Mata arrived back on the Big Island to news that his realm was on the edge of collapse. Puma Yemu was making it impossible to safely transport grain anywhere in Cocru. Kuni had settled in Zudi, and rumors flew that he was planning to sweep down to Çaruza any minute. Stories of Marshal Mazoti’s victories spooked Mata’s men, who believed that she could conjure soldiers from the sky.
Mata did not despair. In fact, he welcomed the news. Ever since the fall of the empire, life had seemed dull to him, to have lost some of its flavor. Mocri was a good opponent, but he did not think big enough. Kuni Garu, on the other hand, was an enemy worthy of his full attention.
The more desperate the situation, the calmer he felt. He would defeat Kuni the way he defeated all his enemies, through strength and honor.
He asked for five thousand of his best riders and requisitioned fifteen thousand horses.

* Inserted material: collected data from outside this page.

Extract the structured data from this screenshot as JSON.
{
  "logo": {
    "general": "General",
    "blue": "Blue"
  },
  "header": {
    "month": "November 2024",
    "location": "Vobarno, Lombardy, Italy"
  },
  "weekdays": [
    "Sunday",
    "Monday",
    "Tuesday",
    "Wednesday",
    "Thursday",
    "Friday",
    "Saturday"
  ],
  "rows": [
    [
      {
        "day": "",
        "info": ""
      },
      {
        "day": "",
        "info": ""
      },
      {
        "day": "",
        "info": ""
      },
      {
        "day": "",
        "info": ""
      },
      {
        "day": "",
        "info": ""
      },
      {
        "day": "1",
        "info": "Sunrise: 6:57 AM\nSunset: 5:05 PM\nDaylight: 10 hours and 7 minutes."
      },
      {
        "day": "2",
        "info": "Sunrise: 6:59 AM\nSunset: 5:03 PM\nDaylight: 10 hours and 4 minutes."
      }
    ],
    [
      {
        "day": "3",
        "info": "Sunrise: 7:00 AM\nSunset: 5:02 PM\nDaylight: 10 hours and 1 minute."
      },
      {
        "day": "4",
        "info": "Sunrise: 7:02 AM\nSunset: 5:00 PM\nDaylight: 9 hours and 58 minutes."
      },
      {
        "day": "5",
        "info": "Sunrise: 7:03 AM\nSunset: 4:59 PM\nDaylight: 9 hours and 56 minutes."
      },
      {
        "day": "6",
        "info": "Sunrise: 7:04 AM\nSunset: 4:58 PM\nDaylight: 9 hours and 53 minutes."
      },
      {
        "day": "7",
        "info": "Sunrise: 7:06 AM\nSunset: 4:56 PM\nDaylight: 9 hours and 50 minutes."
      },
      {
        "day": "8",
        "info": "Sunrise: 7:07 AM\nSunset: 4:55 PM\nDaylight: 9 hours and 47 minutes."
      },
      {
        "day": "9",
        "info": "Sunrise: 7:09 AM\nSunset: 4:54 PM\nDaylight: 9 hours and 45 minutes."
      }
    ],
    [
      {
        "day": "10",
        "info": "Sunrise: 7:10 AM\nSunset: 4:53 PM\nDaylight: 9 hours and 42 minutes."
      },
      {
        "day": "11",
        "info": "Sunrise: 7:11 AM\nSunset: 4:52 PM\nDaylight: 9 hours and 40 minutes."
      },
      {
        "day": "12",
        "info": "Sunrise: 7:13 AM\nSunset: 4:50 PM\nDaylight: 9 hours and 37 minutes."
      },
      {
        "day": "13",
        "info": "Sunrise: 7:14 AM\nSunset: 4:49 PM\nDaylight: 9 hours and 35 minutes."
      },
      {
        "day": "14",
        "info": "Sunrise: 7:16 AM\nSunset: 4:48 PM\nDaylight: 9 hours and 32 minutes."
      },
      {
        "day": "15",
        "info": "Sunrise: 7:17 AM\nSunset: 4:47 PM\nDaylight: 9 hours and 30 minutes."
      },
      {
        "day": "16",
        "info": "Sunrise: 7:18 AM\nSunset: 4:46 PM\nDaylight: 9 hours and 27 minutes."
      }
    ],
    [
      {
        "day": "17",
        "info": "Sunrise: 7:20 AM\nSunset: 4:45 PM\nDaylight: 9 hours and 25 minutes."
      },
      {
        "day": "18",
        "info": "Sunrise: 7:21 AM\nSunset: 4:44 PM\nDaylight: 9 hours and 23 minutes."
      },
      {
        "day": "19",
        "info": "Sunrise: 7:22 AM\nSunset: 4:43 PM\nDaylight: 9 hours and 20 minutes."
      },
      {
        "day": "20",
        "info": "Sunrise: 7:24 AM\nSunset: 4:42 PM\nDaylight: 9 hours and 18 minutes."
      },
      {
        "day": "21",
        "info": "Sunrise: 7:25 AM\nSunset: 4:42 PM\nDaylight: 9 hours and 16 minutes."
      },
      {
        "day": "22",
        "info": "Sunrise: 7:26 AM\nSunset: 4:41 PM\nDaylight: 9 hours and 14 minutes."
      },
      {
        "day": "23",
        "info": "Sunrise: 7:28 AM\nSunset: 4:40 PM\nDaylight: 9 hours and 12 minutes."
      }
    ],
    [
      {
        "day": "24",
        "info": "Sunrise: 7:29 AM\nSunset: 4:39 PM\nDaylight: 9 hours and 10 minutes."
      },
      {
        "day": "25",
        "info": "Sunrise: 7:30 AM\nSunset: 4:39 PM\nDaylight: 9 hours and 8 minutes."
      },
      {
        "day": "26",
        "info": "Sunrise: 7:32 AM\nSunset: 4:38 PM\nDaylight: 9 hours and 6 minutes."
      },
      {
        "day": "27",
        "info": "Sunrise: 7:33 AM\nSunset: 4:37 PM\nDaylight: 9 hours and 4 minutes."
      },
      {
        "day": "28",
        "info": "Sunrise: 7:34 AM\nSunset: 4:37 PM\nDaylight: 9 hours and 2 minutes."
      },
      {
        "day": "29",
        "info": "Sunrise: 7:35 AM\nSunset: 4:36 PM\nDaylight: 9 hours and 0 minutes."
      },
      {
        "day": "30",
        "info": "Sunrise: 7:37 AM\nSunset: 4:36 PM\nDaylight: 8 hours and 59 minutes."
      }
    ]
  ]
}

When Marshal Mazoti went north to deal with Rima, she left behind the bulk of the Dasu army at Zudi. Fifty thousand men and tens of thousands of horses, too many to garrison in the city, camped on the Porin Plains. This was a larger army even than the combined forces of Tanno Namen and Kindo Marana at Wolf’s Paw. Cogo Yelu, always meticulous and careful, kept the provisions smoothly flowing.
At noon, scouting airships arrived at Zudi with the news that Mata Zyndu and five thousand warriors were riding toward Zudi and would arrive by the afternoon. The main part of Mata Zyndu’s army, however, was still in the process of landing at Nokida, on the northern shore of the Itanti Peninsula, returning from Wolf’s Paw. Mata and his five thousand had been riding nonstop for three days, and many of their horses had collapsed from exhaustion.
Kuni’s men mustered into orderly formations before the city gates.
Surveying his army from atop the walls, Kuni saw that his troops were not daunted by the prospect of facing the legendary hegemon.